Diminished connectivity between the amygdala and the pregenual part of the anterior cingulate cortex (pgACC) during fear-related processing could be more vulnerable to anxiety as it pertains to greater circulating cortisol levels in daily life. In short, individual functional neural connective patterns of the amygdala-hippocampal-pgACC circuit could play a role in the complicated link between cortisol and emotional-related behaviors [44]. A recent report suggested that the basolateral amygdala to subgenual anterior cingulate cortex neural connectivity and the cortisol–norepinephrine interaction, which may be associated with implicit memory bias, could be one of the pathophysiologies of anxiety disorders and MDD [45]. BDNF is known to regulate synaptic plasticity and memory formation in many areas of the brain, including the amygdala, where BDNF signaling via tyrosine kinase B receptor (TrkB) is prominently involved in fear learning [46]. BDNF, acting through the TrkB, is thought to be a critical mediator of fear learning, and amygdala TrkB activation is required for the consolidation of stable extinction memories, which is involved in the pathophysiology of psychiatric diseases, including anxiety and mood disorders [47]. Pe-synaptic TrkB in basolateral amygdala neurons has been reported to be necessary for memory extinction and contributes to BDNF signaling transduction from the basolateral amygdala to the infralimbic prefrontal cortex [48]. In fact, MDD patients showed impaired acquisition of conditioned fear [49]. The BDNF Val66Met polymorphism could be have an effect on the amygdala–cortical connectivity during adolescence [50]. These findings suggest that the influence of cortisol and BDNF on the amygdala could play a role in the pathophysiology of MDD. However, no significant correlations could be found in the amygdala volume and plasma cortisol of BDNF in the present explanatory research.
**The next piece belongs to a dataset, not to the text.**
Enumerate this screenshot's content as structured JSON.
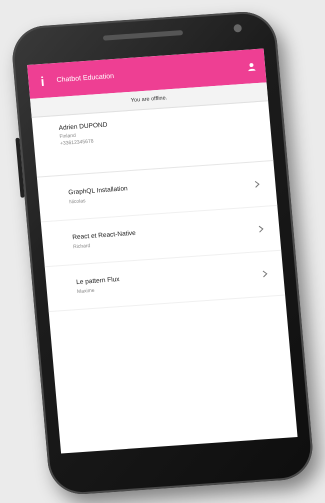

This study had several limitations. First, we enrolled patients with the s/s genotype of 5-HTTLPR of first-episode and drug-naive MDD; therefore, we must perform further validation using a larger sample including the l-allele genotype of 5-HTTLPR. Second, there was a sex ratio difference between the HC and MDD groups, and the MDD group also included two left-handed individuals. Third, we used plasma levels of BDNF and cortisol, not cerebrospinal fluid, which showed a definite discrepancy between the periphery and the brain. Finally, statistically significant differences were found in the results before multiple testing correction, so the present results could be a type 2 error due to the low detection power of the small sample sizes.

5. Conclusions

In summary, we aimed to investigate the differences in amygdala total and subregion volumes in Japanese patients with s/s genotype of first-episode and drug-naive MDD and a HC group. We also aimed to investigate the correlation between the volume of each group and the plasma levels of BDNF and cortisol. Our results indicate that no volume differences in total and subregion amygdala were found between the MDD group and the HC group. In addition, no correlations were found between the total and subregion amygdala volume and plasma levels of cortisol or BDNF.